19th century development area of Samakand preserved original urban fabric, also need very careful
planning and full respect of the key monumental structures.
Also it is important to mention monuments out of World Heritage area.
- Mausoleum and Mosque of Abdi Darun: This 15th century mausoleum which is not yet restored has
serious structural problems. New additions/reconstructions have been undertaken next to the mosque
and to the mausoleum. A new addition under construction next to the mausoleum, which can destroy
authenticity of the monument, should be not removed. The mosque is newly restored; its decorations
are recently repaired and repainted by means of certificated artists.

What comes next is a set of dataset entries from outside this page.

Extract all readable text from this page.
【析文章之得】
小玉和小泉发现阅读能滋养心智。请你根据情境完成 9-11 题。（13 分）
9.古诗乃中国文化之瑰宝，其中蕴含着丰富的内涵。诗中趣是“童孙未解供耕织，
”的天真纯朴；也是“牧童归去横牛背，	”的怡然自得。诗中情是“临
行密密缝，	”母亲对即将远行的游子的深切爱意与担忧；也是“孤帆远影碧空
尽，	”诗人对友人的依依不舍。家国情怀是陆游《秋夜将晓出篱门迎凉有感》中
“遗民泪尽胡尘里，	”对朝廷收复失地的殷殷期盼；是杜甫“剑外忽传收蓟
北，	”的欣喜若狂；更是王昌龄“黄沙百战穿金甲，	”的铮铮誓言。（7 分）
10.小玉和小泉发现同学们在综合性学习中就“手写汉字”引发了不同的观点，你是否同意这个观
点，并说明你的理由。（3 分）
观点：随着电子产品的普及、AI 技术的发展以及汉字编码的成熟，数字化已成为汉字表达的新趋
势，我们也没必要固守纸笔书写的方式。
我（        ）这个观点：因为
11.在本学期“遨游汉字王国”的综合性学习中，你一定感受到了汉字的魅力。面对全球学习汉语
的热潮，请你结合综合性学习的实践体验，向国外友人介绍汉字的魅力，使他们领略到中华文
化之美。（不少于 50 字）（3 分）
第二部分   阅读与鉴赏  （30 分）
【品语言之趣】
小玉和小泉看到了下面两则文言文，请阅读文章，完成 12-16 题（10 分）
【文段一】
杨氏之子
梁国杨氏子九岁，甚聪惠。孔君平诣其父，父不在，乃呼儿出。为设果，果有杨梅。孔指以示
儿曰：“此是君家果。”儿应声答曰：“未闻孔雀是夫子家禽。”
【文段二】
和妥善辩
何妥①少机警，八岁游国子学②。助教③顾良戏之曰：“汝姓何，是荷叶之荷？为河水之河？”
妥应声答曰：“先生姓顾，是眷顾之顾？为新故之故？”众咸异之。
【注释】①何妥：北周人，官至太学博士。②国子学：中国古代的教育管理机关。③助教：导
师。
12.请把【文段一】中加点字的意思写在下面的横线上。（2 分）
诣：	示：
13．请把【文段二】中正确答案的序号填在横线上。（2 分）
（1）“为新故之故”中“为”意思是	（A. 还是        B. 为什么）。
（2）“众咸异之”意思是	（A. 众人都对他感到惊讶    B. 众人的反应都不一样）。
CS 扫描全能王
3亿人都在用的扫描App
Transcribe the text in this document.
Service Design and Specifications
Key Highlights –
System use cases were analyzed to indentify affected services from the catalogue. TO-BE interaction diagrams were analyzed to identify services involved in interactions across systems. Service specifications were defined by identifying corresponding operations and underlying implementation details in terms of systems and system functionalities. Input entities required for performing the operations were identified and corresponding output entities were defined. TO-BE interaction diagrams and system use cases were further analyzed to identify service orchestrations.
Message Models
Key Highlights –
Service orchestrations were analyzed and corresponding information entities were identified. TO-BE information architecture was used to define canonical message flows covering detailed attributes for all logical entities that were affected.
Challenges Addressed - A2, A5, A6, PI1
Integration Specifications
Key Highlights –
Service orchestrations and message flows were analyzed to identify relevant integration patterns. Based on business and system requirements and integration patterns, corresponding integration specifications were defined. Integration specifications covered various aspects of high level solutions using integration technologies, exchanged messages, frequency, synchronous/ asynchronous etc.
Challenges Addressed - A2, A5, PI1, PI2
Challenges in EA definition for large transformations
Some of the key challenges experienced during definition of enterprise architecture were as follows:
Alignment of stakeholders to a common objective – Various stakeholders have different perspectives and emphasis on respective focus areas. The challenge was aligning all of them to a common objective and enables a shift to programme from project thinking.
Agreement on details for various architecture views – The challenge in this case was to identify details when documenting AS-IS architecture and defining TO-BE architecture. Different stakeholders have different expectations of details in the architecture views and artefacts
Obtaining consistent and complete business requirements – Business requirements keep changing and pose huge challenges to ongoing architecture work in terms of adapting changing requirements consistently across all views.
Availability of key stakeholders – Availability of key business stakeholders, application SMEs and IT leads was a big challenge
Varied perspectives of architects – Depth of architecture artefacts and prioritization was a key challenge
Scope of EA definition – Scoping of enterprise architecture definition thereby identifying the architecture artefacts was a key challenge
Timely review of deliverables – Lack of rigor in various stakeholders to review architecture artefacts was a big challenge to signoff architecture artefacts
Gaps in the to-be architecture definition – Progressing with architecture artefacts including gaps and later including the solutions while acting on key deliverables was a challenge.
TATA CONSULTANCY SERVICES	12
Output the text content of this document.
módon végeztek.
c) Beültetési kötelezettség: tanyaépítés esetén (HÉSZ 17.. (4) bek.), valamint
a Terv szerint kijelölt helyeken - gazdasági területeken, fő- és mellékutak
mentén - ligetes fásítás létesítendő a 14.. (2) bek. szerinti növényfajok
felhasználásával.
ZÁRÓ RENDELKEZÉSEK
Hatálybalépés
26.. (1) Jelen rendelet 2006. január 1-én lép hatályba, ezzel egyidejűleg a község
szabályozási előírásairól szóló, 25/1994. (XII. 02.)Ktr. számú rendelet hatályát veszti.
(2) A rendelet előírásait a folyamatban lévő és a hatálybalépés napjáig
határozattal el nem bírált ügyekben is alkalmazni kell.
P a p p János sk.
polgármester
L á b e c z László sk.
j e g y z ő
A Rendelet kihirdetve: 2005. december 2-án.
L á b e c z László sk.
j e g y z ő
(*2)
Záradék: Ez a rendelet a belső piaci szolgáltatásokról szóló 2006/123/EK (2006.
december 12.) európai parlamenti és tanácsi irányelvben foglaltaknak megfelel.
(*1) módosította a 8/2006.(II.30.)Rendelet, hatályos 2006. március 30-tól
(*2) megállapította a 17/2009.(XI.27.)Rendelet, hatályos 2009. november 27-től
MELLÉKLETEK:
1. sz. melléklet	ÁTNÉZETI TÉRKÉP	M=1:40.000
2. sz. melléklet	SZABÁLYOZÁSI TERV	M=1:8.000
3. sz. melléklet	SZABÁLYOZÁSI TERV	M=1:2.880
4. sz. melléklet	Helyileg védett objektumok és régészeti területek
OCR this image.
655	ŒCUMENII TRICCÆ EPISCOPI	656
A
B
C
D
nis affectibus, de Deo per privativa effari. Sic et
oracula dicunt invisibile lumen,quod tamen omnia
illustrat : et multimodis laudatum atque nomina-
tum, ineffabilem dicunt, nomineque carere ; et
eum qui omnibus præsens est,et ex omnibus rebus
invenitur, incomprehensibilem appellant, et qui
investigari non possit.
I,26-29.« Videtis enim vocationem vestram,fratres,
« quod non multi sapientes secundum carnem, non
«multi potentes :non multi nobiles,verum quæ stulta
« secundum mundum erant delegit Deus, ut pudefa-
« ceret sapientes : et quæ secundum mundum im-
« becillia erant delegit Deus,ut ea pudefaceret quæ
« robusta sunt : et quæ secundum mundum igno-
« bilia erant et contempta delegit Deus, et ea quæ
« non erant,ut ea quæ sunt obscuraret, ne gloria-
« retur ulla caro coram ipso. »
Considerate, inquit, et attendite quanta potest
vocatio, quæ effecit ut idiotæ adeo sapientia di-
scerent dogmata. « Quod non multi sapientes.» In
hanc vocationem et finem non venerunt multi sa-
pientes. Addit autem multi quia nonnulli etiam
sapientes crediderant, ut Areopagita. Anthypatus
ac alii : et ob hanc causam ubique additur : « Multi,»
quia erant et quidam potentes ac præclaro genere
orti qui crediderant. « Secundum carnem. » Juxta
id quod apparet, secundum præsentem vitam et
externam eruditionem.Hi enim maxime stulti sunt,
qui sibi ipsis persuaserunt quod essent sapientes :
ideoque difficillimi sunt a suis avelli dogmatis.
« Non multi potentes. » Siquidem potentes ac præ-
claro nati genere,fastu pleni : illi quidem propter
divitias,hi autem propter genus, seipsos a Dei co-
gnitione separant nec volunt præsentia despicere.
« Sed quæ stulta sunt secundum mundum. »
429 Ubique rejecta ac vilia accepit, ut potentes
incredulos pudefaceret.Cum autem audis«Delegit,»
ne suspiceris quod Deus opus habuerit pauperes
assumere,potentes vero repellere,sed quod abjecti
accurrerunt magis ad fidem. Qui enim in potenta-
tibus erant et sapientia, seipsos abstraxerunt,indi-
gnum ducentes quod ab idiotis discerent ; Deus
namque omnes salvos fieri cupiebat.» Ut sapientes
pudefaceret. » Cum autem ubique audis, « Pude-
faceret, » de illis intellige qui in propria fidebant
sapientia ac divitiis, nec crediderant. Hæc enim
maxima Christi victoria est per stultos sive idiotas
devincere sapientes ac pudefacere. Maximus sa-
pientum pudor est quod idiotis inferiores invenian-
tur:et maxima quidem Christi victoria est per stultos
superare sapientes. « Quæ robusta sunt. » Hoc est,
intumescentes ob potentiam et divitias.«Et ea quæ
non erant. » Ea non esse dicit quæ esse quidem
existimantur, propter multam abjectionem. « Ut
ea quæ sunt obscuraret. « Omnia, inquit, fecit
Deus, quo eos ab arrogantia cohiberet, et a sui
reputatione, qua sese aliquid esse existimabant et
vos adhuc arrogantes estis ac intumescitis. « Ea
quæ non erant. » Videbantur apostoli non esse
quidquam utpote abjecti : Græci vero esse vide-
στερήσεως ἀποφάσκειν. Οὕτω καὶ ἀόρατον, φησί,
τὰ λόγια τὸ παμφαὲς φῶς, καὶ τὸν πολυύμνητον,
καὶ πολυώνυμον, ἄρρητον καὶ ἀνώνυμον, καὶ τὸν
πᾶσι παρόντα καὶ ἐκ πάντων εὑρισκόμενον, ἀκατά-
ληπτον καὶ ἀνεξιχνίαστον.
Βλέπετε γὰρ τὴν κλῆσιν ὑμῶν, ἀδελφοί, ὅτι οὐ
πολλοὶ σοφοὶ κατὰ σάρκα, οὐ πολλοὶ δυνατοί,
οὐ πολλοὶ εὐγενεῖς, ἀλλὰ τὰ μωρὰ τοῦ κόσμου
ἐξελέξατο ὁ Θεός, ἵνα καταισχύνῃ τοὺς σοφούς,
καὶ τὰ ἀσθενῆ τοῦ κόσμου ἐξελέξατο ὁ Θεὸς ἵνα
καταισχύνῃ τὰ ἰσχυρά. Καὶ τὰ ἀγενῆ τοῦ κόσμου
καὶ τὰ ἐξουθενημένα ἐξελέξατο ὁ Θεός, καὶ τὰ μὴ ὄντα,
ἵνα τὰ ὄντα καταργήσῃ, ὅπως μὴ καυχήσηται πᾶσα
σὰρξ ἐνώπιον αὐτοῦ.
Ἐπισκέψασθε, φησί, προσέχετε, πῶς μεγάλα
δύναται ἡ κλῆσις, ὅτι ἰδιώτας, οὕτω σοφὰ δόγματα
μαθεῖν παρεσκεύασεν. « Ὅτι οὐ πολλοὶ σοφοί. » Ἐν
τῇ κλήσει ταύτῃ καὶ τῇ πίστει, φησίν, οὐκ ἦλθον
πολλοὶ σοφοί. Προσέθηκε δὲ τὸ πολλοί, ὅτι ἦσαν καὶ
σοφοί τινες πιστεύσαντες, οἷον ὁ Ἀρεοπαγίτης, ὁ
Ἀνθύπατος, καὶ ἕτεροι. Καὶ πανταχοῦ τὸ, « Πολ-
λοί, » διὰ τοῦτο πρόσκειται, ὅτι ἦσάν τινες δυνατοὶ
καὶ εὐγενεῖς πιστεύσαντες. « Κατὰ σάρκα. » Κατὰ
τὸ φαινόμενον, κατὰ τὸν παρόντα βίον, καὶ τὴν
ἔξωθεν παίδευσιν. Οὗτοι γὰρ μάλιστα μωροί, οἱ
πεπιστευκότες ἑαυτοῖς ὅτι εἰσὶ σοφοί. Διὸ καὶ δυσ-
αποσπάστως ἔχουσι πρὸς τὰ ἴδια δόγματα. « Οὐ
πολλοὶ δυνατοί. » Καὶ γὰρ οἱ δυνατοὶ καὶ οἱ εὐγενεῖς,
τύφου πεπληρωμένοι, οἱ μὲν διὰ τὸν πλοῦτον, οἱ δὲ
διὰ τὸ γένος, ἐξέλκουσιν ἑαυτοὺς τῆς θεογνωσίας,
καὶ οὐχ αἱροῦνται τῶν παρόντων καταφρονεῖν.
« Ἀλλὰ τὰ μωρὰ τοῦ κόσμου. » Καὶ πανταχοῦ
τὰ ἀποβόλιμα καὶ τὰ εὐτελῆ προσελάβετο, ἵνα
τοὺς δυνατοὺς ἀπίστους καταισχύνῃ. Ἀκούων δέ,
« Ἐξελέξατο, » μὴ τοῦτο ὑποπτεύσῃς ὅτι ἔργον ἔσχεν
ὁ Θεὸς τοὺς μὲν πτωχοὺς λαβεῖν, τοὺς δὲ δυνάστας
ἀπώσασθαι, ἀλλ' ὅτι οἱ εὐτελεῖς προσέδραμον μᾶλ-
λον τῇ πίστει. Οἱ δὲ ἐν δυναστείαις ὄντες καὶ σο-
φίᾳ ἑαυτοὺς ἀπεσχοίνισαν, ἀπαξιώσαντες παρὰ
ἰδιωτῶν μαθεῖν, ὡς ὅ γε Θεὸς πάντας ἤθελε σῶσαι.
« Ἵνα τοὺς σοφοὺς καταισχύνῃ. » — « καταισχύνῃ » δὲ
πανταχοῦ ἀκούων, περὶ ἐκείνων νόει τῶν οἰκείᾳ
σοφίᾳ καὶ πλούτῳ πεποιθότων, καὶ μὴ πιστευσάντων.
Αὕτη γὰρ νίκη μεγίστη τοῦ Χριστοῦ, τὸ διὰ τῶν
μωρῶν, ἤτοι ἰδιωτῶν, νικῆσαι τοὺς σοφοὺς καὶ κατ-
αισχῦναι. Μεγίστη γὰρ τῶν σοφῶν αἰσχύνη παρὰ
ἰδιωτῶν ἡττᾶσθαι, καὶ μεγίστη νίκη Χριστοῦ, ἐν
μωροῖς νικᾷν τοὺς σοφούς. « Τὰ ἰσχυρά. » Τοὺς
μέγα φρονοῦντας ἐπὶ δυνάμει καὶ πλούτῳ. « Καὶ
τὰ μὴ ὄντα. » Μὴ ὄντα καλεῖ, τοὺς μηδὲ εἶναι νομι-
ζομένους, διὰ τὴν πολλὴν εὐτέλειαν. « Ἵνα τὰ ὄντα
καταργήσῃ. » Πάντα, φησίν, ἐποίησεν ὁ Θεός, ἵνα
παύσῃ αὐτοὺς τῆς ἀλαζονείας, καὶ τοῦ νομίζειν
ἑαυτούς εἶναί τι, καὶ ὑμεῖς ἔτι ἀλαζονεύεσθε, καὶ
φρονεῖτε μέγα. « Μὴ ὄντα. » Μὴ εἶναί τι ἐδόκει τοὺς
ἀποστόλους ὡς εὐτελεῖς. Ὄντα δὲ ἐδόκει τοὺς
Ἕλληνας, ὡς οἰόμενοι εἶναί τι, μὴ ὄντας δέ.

- Khodja Akhror Vali Ensemble: This impressive complex consists of a series of three mosques (15th,
17th c. open mosques and a 20th c. mosque) and a minaret (19th c.) separately constructed in the
courtyard. An important cemetery is also a part of the complex.
- Ishrat-Khana Mausoleum. The monument is in a very bad shape structurally close to collapse, and
required urgent very delicate interventions.
Factors affecting the property can be summarized in several groups:
For monumental architecture the main threats are:
- structural stability
- environmental factors (humidity, heat)
- mistakes of the previous restoration projects (e.g. speedy implementation)
For townscape:
- large-scale development projects, such as road building
- large-scale reconstruction projects
- new constructions, such as pavilions at the Siyab bazaar
How to deal with the problems. The government has a great interest and good will to solve all
problems, but, in the same time, personalities in charge are aware that this task need a time, money
and lot of expertise and international cooperation. Needed steps can be summarized as follow:
-
We believe that majority of these actions could be applied in all Central Asian countries.
Finally, in stead a conclusion we like to emphasize the importance of the IRCICA -Prince Sultan bin
Salman Islamic Architectural Heritage Database Program. The database is serving preservation of
monuments and sites and helping economical improvement of the monuments areas through
development of tourism industry in the OIC countries.